“Like the canvases of Willem de Kooning himself, Kerry Lee Powell’s stories are riots of imagery and sensation held together with a keen eye for craft and composition. The book’s rag-tag, rough-and-tumble cast of characters – which includes aging exotic dancers, barflies, boozehounds, and possible gang members – is often struggling, occasionally down-and-out, but always represented with dignity and respect. Willem de Kooning’s Paintbrush is an exquisitely written, vibrant, and thoughtful collection that pulses with life, humour, intelligence, and great feeling, one that signals a bold new direction for the Canadian short story.” Rogers Writers’ Trust Jurists.

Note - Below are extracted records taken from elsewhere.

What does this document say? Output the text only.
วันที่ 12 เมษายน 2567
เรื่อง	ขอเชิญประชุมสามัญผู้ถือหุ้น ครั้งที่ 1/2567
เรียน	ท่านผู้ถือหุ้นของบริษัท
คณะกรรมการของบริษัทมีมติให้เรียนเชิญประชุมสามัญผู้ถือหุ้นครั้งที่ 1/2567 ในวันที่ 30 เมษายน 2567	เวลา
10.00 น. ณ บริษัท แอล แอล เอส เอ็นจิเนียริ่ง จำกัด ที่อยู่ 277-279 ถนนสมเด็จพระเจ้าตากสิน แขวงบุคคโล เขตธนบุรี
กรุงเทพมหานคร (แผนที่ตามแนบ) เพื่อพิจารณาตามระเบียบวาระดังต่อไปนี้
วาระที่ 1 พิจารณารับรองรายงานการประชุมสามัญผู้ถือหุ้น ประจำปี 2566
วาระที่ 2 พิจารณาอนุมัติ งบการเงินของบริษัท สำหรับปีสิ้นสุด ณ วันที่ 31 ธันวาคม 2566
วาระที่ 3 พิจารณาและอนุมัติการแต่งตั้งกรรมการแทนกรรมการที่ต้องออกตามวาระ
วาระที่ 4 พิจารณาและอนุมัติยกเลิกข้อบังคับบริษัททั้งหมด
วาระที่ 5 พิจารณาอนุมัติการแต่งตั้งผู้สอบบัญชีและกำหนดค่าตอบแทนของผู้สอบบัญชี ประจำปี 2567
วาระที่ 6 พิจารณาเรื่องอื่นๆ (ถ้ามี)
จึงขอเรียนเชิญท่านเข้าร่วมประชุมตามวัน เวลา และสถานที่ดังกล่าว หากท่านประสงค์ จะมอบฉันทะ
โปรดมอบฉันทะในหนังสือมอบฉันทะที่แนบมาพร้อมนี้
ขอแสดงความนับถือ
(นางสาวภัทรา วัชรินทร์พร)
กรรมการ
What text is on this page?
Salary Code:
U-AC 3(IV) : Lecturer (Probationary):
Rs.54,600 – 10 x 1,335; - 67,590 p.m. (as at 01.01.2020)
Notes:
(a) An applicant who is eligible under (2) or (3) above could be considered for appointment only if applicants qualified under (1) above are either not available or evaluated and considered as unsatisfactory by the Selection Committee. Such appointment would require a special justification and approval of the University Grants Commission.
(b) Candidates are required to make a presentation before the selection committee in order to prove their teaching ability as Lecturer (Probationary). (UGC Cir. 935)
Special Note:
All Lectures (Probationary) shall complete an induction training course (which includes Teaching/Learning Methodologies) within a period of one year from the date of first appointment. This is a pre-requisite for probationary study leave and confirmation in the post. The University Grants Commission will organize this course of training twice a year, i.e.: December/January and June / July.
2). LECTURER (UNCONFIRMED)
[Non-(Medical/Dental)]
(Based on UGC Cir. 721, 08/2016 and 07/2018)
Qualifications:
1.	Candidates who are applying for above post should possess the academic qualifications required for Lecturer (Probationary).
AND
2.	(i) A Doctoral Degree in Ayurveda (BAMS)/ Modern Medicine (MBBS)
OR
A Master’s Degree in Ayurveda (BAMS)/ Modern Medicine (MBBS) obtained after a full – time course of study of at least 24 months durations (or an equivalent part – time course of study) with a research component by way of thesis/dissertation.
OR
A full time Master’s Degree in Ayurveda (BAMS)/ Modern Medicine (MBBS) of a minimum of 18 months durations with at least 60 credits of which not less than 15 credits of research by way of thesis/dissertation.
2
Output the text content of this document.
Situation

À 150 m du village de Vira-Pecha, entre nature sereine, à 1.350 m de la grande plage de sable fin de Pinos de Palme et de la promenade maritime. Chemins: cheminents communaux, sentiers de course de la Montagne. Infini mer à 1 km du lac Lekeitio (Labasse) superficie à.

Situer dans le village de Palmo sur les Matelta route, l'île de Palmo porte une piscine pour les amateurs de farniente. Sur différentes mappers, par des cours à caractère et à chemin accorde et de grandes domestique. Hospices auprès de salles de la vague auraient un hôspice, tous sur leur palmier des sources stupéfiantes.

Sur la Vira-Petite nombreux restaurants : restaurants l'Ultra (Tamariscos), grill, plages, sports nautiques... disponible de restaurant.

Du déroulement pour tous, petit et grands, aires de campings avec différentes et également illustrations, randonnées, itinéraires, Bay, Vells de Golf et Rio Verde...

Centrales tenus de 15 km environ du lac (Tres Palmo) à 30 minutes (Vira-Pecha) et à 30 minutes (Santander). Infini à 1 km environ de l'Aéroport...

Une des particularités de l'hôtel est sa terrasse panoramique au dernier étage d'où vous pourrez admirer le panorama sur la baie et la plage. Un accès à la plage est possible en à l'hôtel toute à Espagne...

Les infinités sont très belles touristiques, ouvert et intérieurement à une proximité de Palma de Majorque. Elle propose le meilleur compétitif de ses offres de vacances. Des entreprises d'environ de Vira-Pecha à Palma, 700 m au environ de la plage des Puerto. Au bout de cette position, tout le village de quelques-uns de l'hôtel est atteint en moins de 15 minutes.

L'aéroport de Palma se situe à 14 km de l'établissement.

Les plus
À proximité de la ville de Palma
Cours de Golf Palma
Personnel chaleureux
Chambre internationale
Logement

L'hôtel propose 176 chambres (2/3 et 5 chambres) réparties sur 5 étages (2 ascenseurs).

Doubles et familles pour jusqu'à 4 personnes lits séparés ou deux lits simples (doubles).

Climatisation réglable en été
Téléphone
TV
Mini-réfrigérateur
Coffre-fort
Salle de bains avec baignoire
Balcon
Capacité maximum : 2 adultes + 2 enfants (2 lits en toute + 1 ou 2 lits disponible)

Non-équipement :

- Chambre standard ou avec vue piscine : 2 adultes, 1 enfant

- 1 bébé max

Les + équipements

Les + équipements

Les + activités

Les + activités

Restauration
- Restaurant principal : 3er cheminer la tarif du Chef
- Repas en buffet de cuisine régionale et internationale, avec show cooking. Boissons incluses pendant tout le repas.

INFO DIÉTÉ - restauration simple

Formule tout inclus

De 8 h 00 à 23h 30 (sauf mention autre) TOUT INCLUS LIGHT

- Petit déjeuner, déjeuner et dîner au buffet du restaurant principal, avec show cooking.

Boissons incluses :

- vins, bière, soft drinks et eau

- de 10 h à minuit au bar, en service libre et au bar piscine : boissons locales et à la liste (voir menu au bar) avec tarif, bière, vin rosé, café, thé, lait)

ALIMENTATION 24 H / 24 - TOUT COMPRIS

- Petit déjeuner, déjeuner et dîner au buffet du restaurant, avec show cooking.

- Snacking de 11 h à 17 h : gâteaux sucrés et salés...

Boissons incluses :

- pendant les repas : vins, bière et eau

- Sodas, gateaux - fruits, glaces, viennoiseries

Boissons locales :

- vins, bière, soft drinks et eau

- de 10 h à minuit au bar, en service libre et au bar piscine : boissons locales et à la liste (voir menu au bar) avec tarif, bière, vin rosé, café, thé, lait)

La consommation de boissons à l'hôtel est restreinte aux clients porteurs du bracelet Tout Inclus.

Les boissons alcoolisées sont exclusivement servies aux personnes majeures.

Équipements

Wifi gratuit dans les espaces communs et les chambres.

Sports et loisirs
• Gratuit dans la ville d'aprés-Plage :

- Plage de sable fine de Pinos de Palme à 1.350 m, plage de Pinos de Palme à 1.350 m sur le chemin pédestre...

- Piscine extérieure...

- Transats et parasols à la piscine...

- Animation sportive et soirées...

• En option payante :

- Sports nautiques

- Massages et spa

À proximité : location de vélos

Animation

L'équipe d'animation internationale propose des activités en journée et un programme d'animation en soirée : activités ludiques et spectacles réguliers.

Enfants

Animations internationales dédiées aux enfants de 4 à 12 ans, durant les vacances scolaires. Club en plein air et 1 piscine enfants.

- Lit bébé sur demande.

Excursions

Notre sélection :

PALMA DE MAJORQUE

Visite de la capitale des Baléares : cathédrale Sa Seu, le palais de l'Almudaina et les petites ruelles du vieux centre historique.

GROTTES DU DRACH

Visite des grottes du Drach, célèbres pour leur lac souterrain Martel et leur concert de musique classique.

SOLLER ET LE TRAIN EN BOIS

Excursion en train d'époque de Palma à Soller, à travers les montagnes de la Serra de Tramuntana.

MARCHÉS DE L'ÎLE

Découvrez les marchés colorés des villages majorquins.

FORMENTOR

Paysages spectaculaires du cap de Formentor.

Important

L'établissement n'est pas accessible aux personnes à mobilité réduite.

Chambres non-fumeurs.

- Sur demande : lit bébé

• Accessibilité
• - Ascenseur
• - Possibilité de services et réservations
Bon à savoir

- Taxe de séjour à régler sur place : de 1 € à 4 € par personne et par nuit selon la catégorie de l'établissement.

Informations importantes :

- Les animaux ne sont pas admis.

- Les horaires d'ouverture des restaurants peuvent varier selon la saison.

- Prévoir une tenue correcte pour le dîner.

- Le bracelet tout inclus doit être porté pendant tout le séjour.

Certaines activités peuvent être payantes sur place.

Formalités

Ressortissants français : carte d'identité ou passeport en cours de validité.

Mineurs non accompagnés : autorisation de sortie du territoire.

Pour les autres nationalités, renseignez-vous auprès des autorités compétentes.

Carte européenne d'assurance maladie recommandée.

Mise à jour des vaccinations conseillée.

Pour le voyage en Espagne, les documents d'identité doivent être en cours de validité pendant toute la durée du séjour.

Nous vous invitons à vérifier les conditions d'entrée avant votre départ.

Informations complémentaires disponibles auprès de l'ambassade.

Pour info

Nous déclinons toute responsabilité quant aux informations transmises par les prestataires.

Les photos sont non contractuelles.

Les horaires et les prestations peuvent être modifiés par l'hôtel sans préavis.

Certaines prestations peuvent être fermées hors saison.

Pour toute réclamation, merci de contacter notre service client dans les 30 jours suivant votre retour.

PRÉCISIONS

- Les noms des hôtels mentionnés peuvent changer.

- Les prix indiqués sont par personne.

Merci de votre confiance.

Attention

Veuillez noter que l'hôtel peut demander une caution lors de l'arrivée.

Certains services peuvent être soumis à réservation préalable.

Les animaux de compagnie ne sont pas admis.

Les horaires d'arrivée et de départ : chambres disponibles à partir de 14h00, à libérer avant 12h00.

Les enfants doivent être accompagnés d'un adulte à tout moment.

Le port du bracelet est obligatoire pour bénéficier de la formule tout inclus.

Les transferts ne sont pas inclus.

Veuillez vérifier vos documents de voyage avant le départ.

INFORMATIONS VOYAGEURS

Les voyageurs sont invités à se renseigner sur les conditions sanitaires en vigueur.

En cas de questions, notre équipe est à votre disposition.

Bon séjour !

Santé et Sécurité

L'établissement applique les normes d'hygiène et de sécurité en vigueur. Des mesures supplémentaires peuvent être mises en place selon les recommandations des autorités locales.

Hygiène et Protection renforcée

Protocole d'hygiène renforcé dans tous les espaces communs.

“The men and women who inhabit Kerry Lee Powell’s vivid and quixotic stories are often grasping the fringe — strippers, bullies, drunks, addicts and outsiders of all ages. Even when her characters are holding it together, their lives are interestingly off-kilter. In the title story, a relationship goes off the rails during a vacation to L.A., when he starts talking in weird voices, she endures a hair-raising roller-coaster ride and he is assaulted in the LAX departure lounge. These 15 stories represent the New Brunswick writer’s first story collection; singly, several of them have been awarded prizes and praise in recent years — and this collection is on the longlist for the 2016 Giller Prize.” The Toronto Star
– 2016 Rogers Writers’ Trust Fiction Prize Jury Lauren B. Davis, Trevor Ferguson, and Pasha Malla
“Powerful…full of dark nostalgia.” Nathan Englander, author of What We Talk About When We Talk About Ann Frank
“This is fiction’s ‘unflinching eye’ at its most powerful, the gaze that spies out the heartbreaking cycle of human cruelty and refuses to look away. A reader might buckle under the weight of the world portrayed if it weren’t for the beauty of the prose itself, the imagery that rings on in the subconscious long after the closing line.” Alissa York, author of Fauna and The Naturalist
“Harrowing, whip-smart, both lyrical and tough-as-nails, these stories pack a wallop. With her keen eye and wide-open heart Powell has managed to capture the strange, malevolent undertow that burbles just beneath the surface of contemporary life. And lucky for us, it makes for a breathtaking read.” Michael Christie, author of The Beggar’s Garden and If I Fall, If I Die
“Powell’s stories are mythic, yet full of warmth.” Eliza Robertson, author of Wallflowers
“What the reader will find in Powell’s stories is a deep and abiding care, for language, in the zinging comic exchange that never misses a beat; for imagery, in the clarity that emerges out of a grey background, tough and fragile but impossible to ignore; for all her lost, ragged characters, in their struggle to get back to some misplaced sense of home. These are beautiful stories, they will make you think and they will make you feel and they will always, always reward your attention.” Alexander MacLeod, author of Light Lifting
“Powell writes with the voice of a prophet crying from the wilderness. She writes of liars and losers, frauds and imposters who dream of escape into extremity, escape from life’s artificiality. With a poet’s control over imagery, her painted tableaux explode into sudden, shimmering violence.” Carrie Snyder, author of Girl Runner
An unflinching and masterful collection of award-winning stories, Willem de Kooning’s Paintbrush is a career-making debut. Ranging from an island holiday gone wrong to a dive bar on the upswing to a yuppie mother in a pricey subdivision seeing her worst fears come true, these deftly written stories are populated by barkeeps, good men down on their luck, rebellious teens, lonely immigrants, dreamers and realists, fools and quiet heroes. In author Kerry-Lee Powell’s skillful hands, each character, no matter what their choices, is deeply human in their search for connection. Powell holds us in her grasp, exploring with a black humour themes of belonging, the simmering potential for violence and the meaning of art no matter where it is found, and revealing with each story something essential about the way we see the world.
A selection of these stories have won significant awards including the Boston Review fiction contest and the Malahat Review’s Far Horizons award for short fiction. For readers of Lorrie Moore, Denis Johnson and Michael Christie.